I work at Browne Education Campus as a full-time volunteer for City Year, a nonprofit organization whose teams of diverse young adults commit to a year of full-time service keeping students in school and on track to graduate. Eight years ago, I was sitting where the eighth-grade students I work with now sit. I was a practical joker, uncertain of my abilities, naïve and unaware that my choices could affect my future. The next year, when I graduated to Woodson Senior High School, I was more interested in sports—I was on the track team—and in girls than I was in my education. When I thought about my future, I thought about making money, but I was unsure of how I was going to do it. Black males get a bad reputation in America as mean, rugged or not smart. I grew up hearing these stereotypes and I saw them become reality for the black males in my life time and time again. Many of my peers sold drugs. At that time, the reason I decided not to was because my grandmother helped me believe there was more out there for me, that I could be a doctor, an athlete, or the president if I wanted to.

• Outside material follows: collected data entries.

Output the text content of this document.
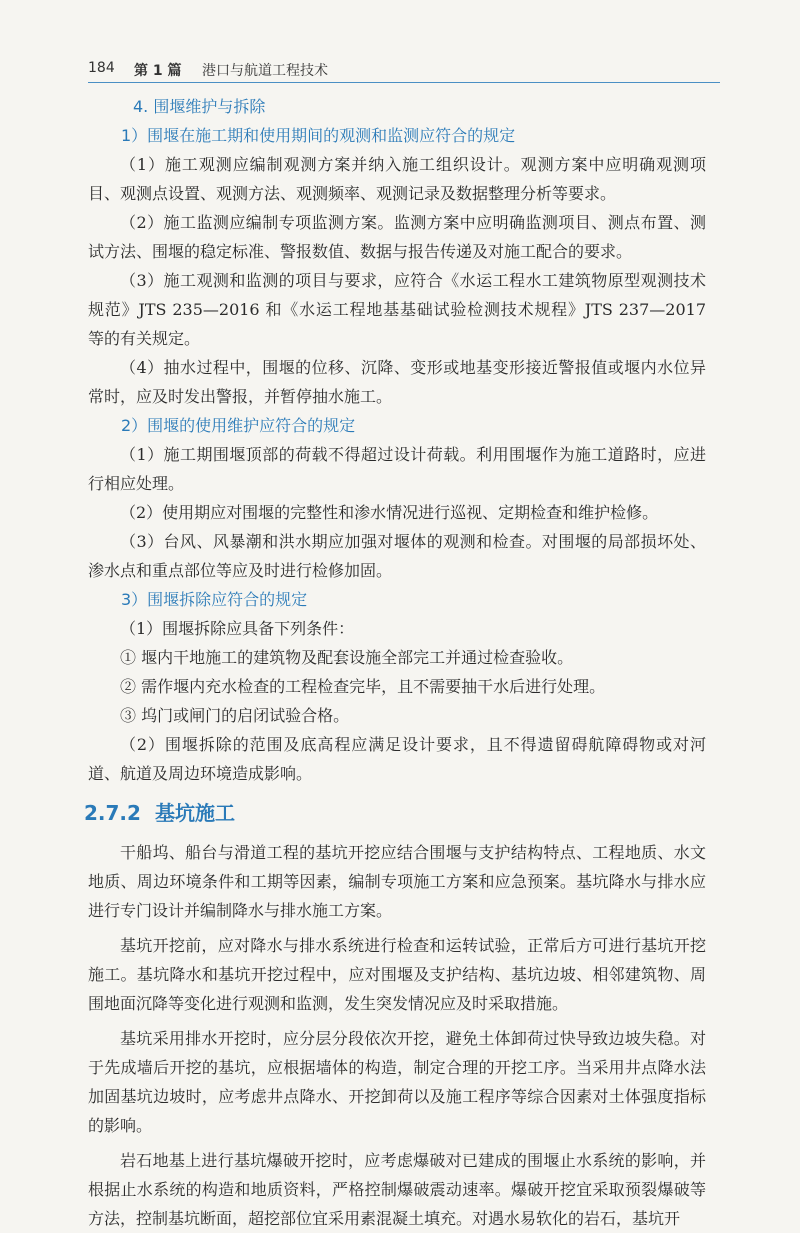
184 第 1 篇 港口与航道工程技术
4. 围堰维护与拆除
1）围堰在施工期和使用期间的观测和监测应符合的规定

（1）施工观测应编制观测方案并纳入施工组织设计。观测方案中应明确观测项目、观测点设置、观测方法、观测频率、观测记录及数据整理分析等要求。

（2）施工监测应编制专项监测方案。监测方案中应明确监测项目、测点布置、测试方法、围堰的稳定标准、警报数值、数据与报告传递及对施工配合的要求。

（3）施工观测和监测的项目与要求，应符合《水运工程水工建筑物原型观测技术规范》JTS 235—2016 和《水运工程地基基础试验检测技术规程》JTS 237—2017 等的有关规定。

（4）抽水过程中，围堰的位移、沉降、变形或地基变形接近警报值或堰内水位异常时，应及时发出警报，并暂停抽水施工。

2）围堰的使用维护应符合的规定

（1）施工期围堰顶部的荷载不得超过设计荷载。利用围堰作为施工道路时，应进行相应处理。

（2）使用期应对围堰的完整性和渗水情况进行巡视、定期检查和维护检修。

（3）台风、风暴潮和洪水期应加强对堰体的观测和检查。对围堰的局部损坏处、渗水点和重点部位等应及时进行检修加固。

3）围堰拆除应符合的规定

（1）围堰拆除应具备下列条件：

① 堰内干地施工的建筑物及配套设施全部完工并通过检查验收。

② 需作堰内充水检查的工程检查完毕，且不需要抽干水后进行处理。

③ 坞门或闸门的启闭试验合格。

（2）围堰拆除的范围及底高程应满足设计要求，且不得遗留碍航障碍物或对河道、航道及周边环境造成影响。

2.7.2 基坑施工

干船坞、船台与滑道工程的基坑开挖应结合围堰与支护结构特点、工程地质、水文地质、周边环境条件和工期等因素，编制专项施工方案和应急预案。基坑降水与排水应进行专门设计并编制降水与排水施工方案。

基坑开挖前，应对降水与排水系统进行检查和运转试验，正常后方可进行基坑开挖施工。基坑降水和基坑开挖过程中，应对围堰及支护结构、基坑边坡、相邻建筑物、周围地面沉降等变化进行观测和监测，发生突发情况应及时采取措施。

基坑采用排水开挖时，应分层分段依次开挖，避免土体卸荷过快导致边坡失稳。对于先成墙后开挖的基坑，应根据墙体的构造，制定合理的开挖工序。当采用井点降水法加固基坑边坡时，应考虑井点降水、开挖卸荷以及施工程序等综合因素对土体强度指标的影响。

岩石地基上进行基坑爆破开挖时，应考虑爆破对已建成的围堰止水系统的影响，并根据止水系统的构造和地质资料，严格控制爆破震动速率。爆破开挖宜采取预裂爆破等方法，控制基坑断面，超挖部位宜采用素混凝土填充。对遇水易软化的岩石，基坑开
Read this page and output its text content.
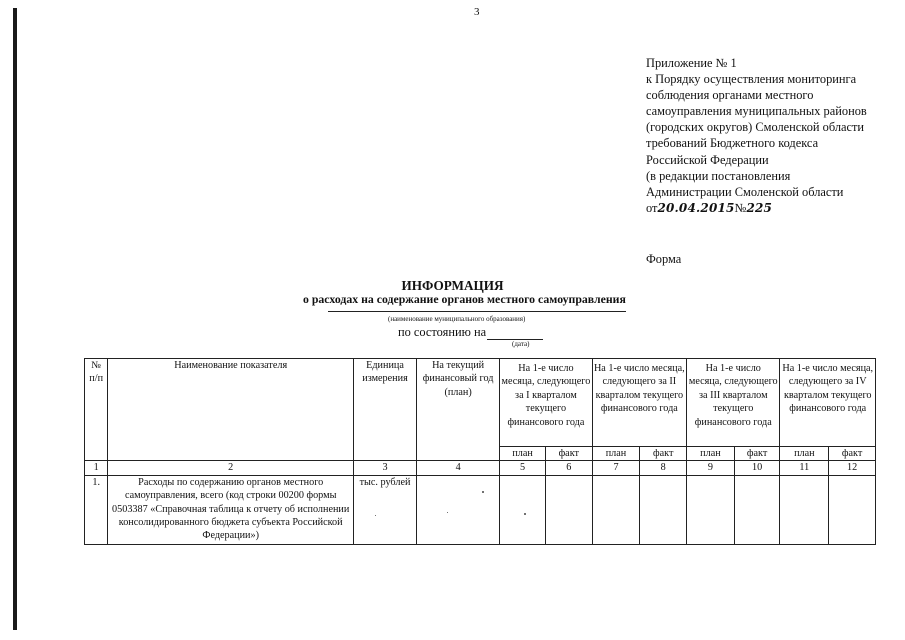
3
Приложение № 1
к Порядку осуществления мониторинга
соблюдения органами местного
самоуправления муниципальных районов
(городских округов) Смоленской области
требований Бюджетного кодекса
Российской Федерации
(в редакции постановления
Администрации Смоленской области
от20.04.2015№225
Форма
ИНФОРМАЦИЯ
о расходах на содержание органов местного самоуправления
(наименование муниципального образования)
по состоянию на
(дата)
№ п/п	Наименование показателя	Единица измерения	На текущий финансовый год (план)	На 1-е число месяца, следующего за I кварталом текущего финансового года		На 1-е число месяца, следующего за II кварталом текущего финансового года		На 1-е число месяца, следующего за III кварталом текущего финансового года		На 1-е число месяца, следующего за IV кварталом текущего финансового года	
				план	факт	план	факт	план	факт	план	факт
1	2	3	4	5	6	7	8	9	10	11	12
1.	Расходы по содержанию органов местного самоуправления, всего (код строки 00200 формы 0503387 «Справочная таблица к отчету об исполнении консолидированного бюджета субъекта Российской Федерации»)	тыс. рублей									
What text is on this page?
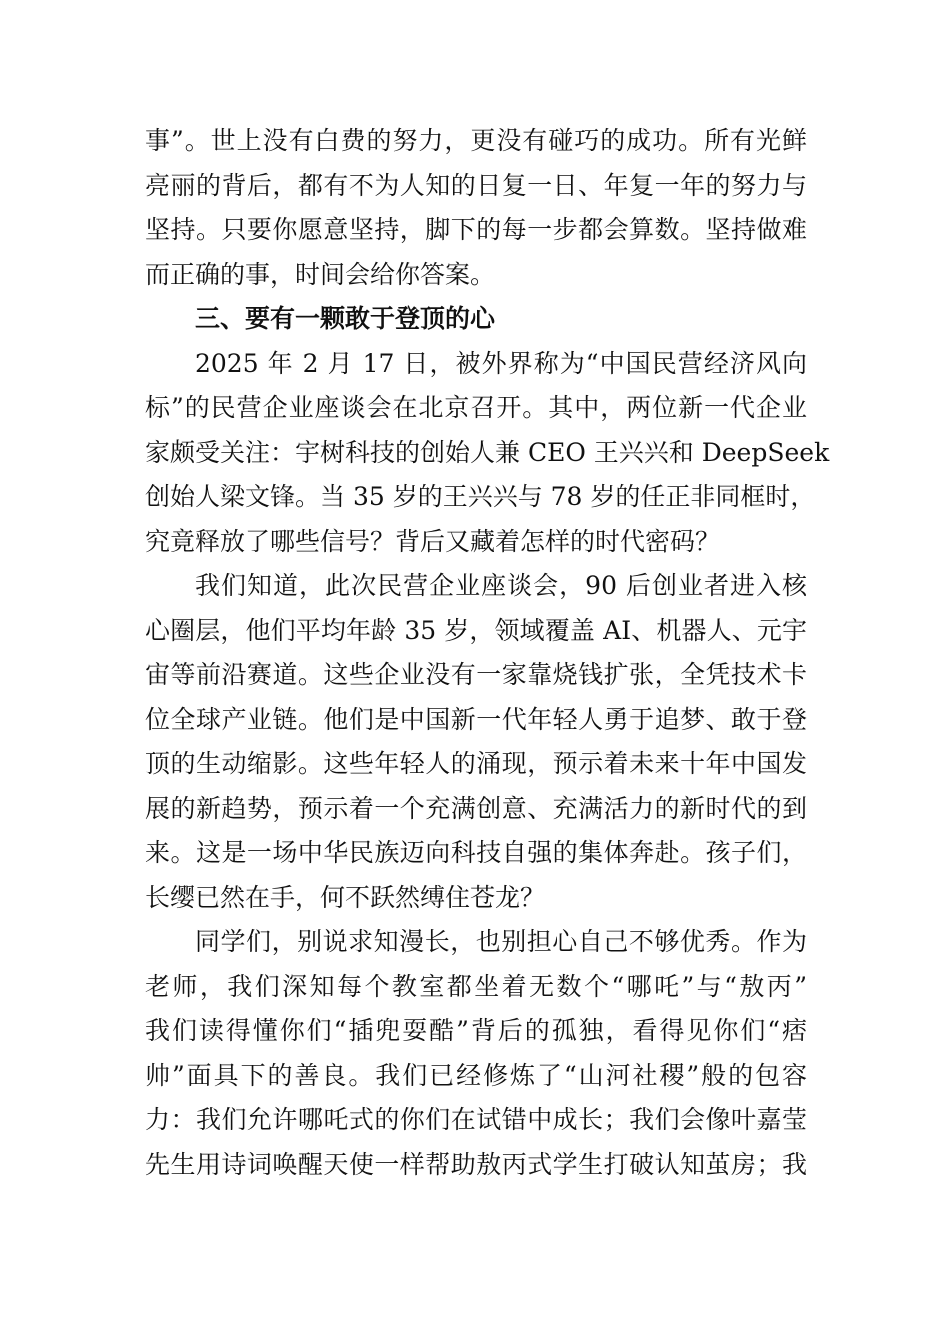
事”。世上没有白费的努力，更没有碰巧的成功。所有光鲜
亮丽的背后，都有不为人知的日复一日、年复一年的努力与
坚持。只要你愿意坚持，脚下的每一步都会算数。坚持做难
而正确的事，时间会给你答案。
三、要有一颗敢于登顶的心
2025 年 2 月 17 日，被外界称为“中国民营经济风向
标”的民营企业座谈会在北京召开。其中，两位新一代企业
家颇受关注：宇树科技的创始人兼 CEO 王兴兴和 DeepSeek
创始人梁文锋。当 35 岁的王兴兴与 78 岁的任正非同框时，
究竟释放了哪些信号？背后又藏着怎样的时代密码？
我们知道，此次民营企业座谈会，90 后创业者进入核
心圈层，他们平均年龄 35 岁，领域覆盖 AI、机器人、元宇
宙等前沿赛道。这些企业没有一家靠烧钱扩张，全凭技术卡
位全球产业链。他们是中国新一代年轻人勇于追梦、敢于登
顶的生动缩影。这些年轻人的涌现，预示着未来十年中国发
展的新趋势，预示着一个充满创意、充满活力的新时代的到
来。这是一场中华民族迈向科技自强的集体奔赴。孩子们，
长缨已然在手，何不跃然缚住苍龙？
同学们，别说求知漫长，也别担心自己不够优秀。作为
老师，我们深知每个教室都坐着无数个“哪吒”与“敖丙”
我们读得懂你们“插兜耍酷”背后的孤独，看得见你们“痞
帅”面具下的善良。我们已经修炼了“山河社稷”般的包容
力：我们允许哪吒式的你们在试错中成长；我们会像叶嘉莹
先生用诗词唤醒天使一样帮助敖丙式学生打破认知茧房；我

Woodson High School is where I met Mr. Smith, one of the high school deans. He worked mostly with the boys, and was one of the black male role models I had during that time. Two distinct memories involving Mr. Smith come to mind from high school.
The first was the time Mr. Smith pushed me to apply for the National Honor’s society. For starters, I knew I would have to write an essay, and I knew I didn’t want to do that. I also knew that if I got into the Honor’s Society there was going to be a ceremony. I didn’t want to go to a ceremony!

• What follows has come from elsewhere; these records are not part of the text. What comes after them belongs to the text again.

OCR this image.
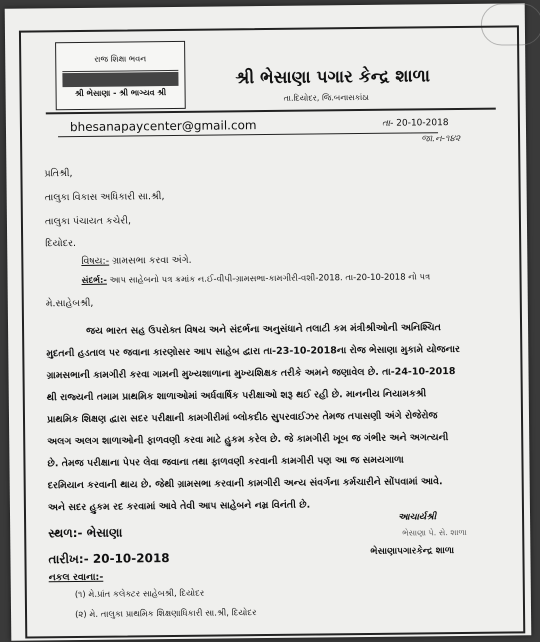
રાજ શિક્ષા ભવન
શ્રી ભેસાણા - શ્રી ભાગ્યવ શ્રી
શ્રી ભેસાણા પગાર કેન્દ્ર શાળા
તા.દિયોદર, જિ.બનાસકાંઠા
bhesanapaycenter@gmail.com	તા- 20-10-2018
જા.ન-૧૪૨
પ્રતિશ્રી,
તાલુકા વિકાસ અધિકારી સા.શ્રી,
તાલુકા પંચાયત કચેરી,
દિયોદર.
વિષય:- ગ્રામસભા કરવા અંગે.
સંદર્ભ:- આપ સાહેબનો પત્ર ક્રમાંક ન.ઈ-વીપી-ગ્રામસભા-કામગીરી-વશી-2018. તા-20-10-2018 નો પત્ર
મે.સાહેબશ્રી,
જય ભારત સહ ઉપરોક્ત વિષય અને સંદર્ભના અનુસંધાને તલાટી કમ મંત્રીશ્રીઓની અનિશ્ચિત
મુદતની હડતાલ પર જવાના કારણોસર આપ સાહેબ દ્વારા તા-23-10-2018ના રોજ ભેસાણા મુકામે યોજનાર
ગ્રામસભાની કામગીરી કરવા ગામની મુખ્યશાળાના મુખ્યશિક્ષક તરીકે અમને જણાવેલ છે. તા-24-10-2018
થી રાજ્યની તમામ પ્રાથમિક શાળાઓમાં અર્ધવાર્ષિક પરીક્ષાઓ શરૂ થઈ રહી છે. માનનીય નિયામકશ્રી
પ્રાથમિક શિક્ષણ દ્વારા સદર પરીક્ષાની કામગીરીમાં બ્લોકદીઠ સુપરવાઈઝર તેમજ તપાસણી અંગે રોજેરોજ
અલગ અલગ શાળાઓની ફાળવણી કરવા માટે હુકમ કરેલ છે. જે કામગીરી ખૂબ જ ગંભીર અને અગત્યની
છે. તેમજ પરીક્ષાના પેપર લેવા જવાના તથા ફાળવણી કરવાની કામગીરી પણ આ જ સમયગાળા
દરમિયાન કરવાની થાય છે. જેથી ગ્રામસભા કરવાની કામગીરી અન્ય સંવર્ગના કર્મચારીને સોંપવામાં આવે.
અને સદર હુકમ રદ કરવામાં આવે તેવી આપ સાહેબને નમ્ર વિનંતી છે.
સ્થળ:- ભેસાણા
તારીખ:- 20-10-2018
નકલ રવાના:-
(૧) મે.પ્રાંત કલેક્ટર સાહેબશ્રી, દિયોદર
(૨) મે. તાલુકા પ્રાથમિક શિક્ષણાધિકારી સા.શ્રી, દિયોદર
આચાર્યશ્રી
ભેસાણા પે. સે. શાળા
ભેસાણાપગારકેન્દ્ર શાળા
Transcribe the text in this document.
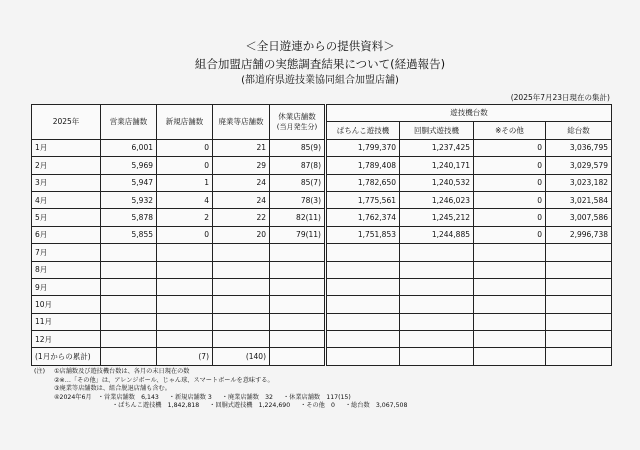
＜全日遊連からの提供資料＞
組合加盟店舗の実態調査結果について(経過報告)
(都道府県遊技業協同組合加盟店舗)
(2025年7月23日現在の集計)
2025年	営業店舗数	新規店舗数	廃業等店舗数	休業店舗数
(当月発生分)	遊技機台数			
					ぱちんこ遊技機	回胴式遊技機	※その他	総台数
1月	6,001	0	21	85(9)	1,799,370	1,237,425	0	3,036,795
2月	5,969	0	29	87(8)	1,789,408	1,240,171	0	3,029,579
3月	5,947	1	24	85(7)	1,782,650	1,240,532	0	3,023,182
4月	5,932	4	24	78(3)	1,775,561	1,246,023	0	3,021,584
5月	5,878	2	22	82(11)	1,762,374	1,245,212	0	3,007,586
6月	5,855	0	20	79(11)	1,751,853	1,244,885	0	2,996,738
7月								
8月								
9月								
10月								
11月								
12月								
(1月からの累計)		(7)	(140)					
(注)	①店舗数及び遊技機台数は、各月の末日現在の数
②※…「その他」は、アレンジボール、じゃん球、スマートボールを意味する。
③廃業等店舗数は、組合脱退店舗も含む。
④2024年6月　・営業店舗数　6,143 ・新規店舗数 3 ・廃業店舗数　32 ・休業店舗数　117(15)
・ぱちんこ遊技機　1,842,818 ・回胴式遊技機　1,224,690 ・その他　0 ・総台数　3,067,508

The second episode that sticks out in my mind was when Mr. Smith pushed me to apply for a college scholarship. I didn’t want to do that either, and I told him so. He said to me, “You’re going to do it.” He threatened to kick me off the track team. He warned that he would call my mom. It was the kind of tough love I needed. I got into the Honor’s Society, which helped me stand out as I applied for colleges. I won the scholarship, worth $50,000, and I went to college. My education opened my eyes, and I knew I wanted to become involved in education, to help create a better reality for kids who are growing up not knowing all their options.
As I’ve watched teachers and corps members prepare students for the DC CAS, the District’s yearly assessment which is being administered this week, I have also seen them perform heroic acts. They have met our students’ curiosity about this week’s events with answers, responded to their fears with concern and reminded them that they have the amazing power of choice. That power of choice can change the world. I see teachers picking up students from their homes and bringing them to school. I see teachers buying students’ breakfast and lunch to make sure they have enough to eat. Teachers and corps member are making a difference every day in the lives of the students they work with. Not only are they supporting students academically, but also emotionally and behaviorally. They are doing anything it takes to raise a generation that will make our nation and world a safer and healthier place to live and thrive.

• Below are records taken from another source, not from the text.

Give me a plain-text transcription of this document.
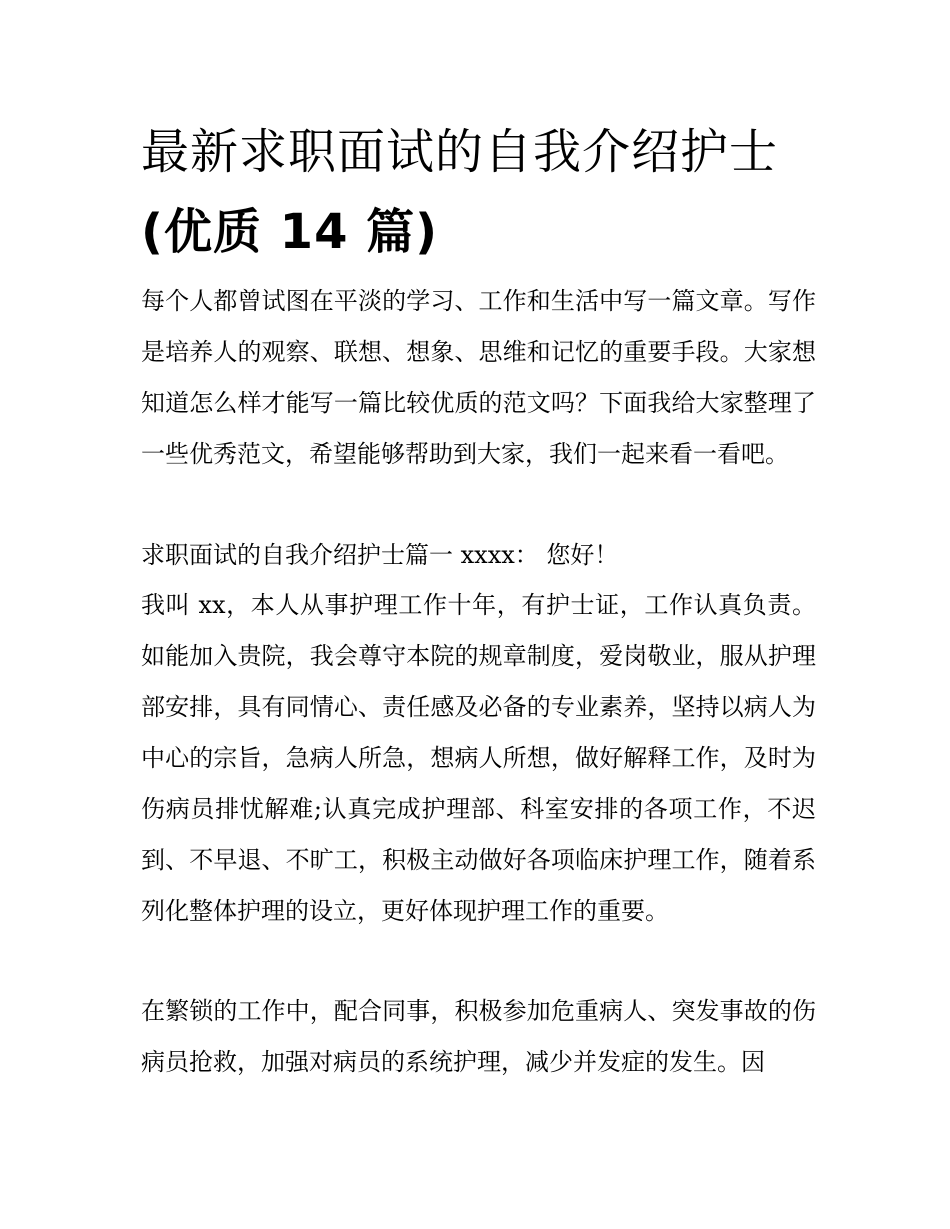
最新求职面试的自我介绍护士
(优质 14 篇)

每个人都曾试图在平淡的学习、工作和生活中写一篇文章。写作是培养人的观察、联想、想象、思维和记忆的重要手段。大家想知道怎么样才能写一篇比较优质的范文吗？下面我给大家整理了一些优秀范文，希望能够帮助到大家，我们一起来看一看吧。

求职面试的自我介绍护士篇一 xxxx： 您好！

我叫 xx，本人从事护理工作十年，有护士证，工作认真负责。如能加入贵院，我会尊守本院的规章制度，爱岗敬业，服从护理部安排，具有同情心、责任感及必备的专业素养，坚持以病人为中心的宗旨，急病人所急，想病人所想，做好解释工作，及时为伤病员排忧解难;认真完成护理部、科室安排的各项工作，不迟到、不早退、不旷工，积极主动做好各项临床护理工作，随着系列化整体护理的设立，更好体现护理工作的重要。

在繁锁的工作中，配合同事，积极参加危重病人、突发事故的伤病员抢救，加强对病员的系统护理，减少并发症的发生。因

City Year’s mantra is “Give a year, change the world.” My year of service is almost over. I don’t know if I’ve changed the world, but I know I have changed my community. That is where it starts. Students come up to me in the hallways all the time. They want to learn from me. I see so much of myself in them, and I see myself playing the role in their lives that Mr. Smith played in mine. We have the power to change the young lives we encounter for the better, and we have a responsibility to use that power. Each of us has the potential to change the world, and we begin in our own communities.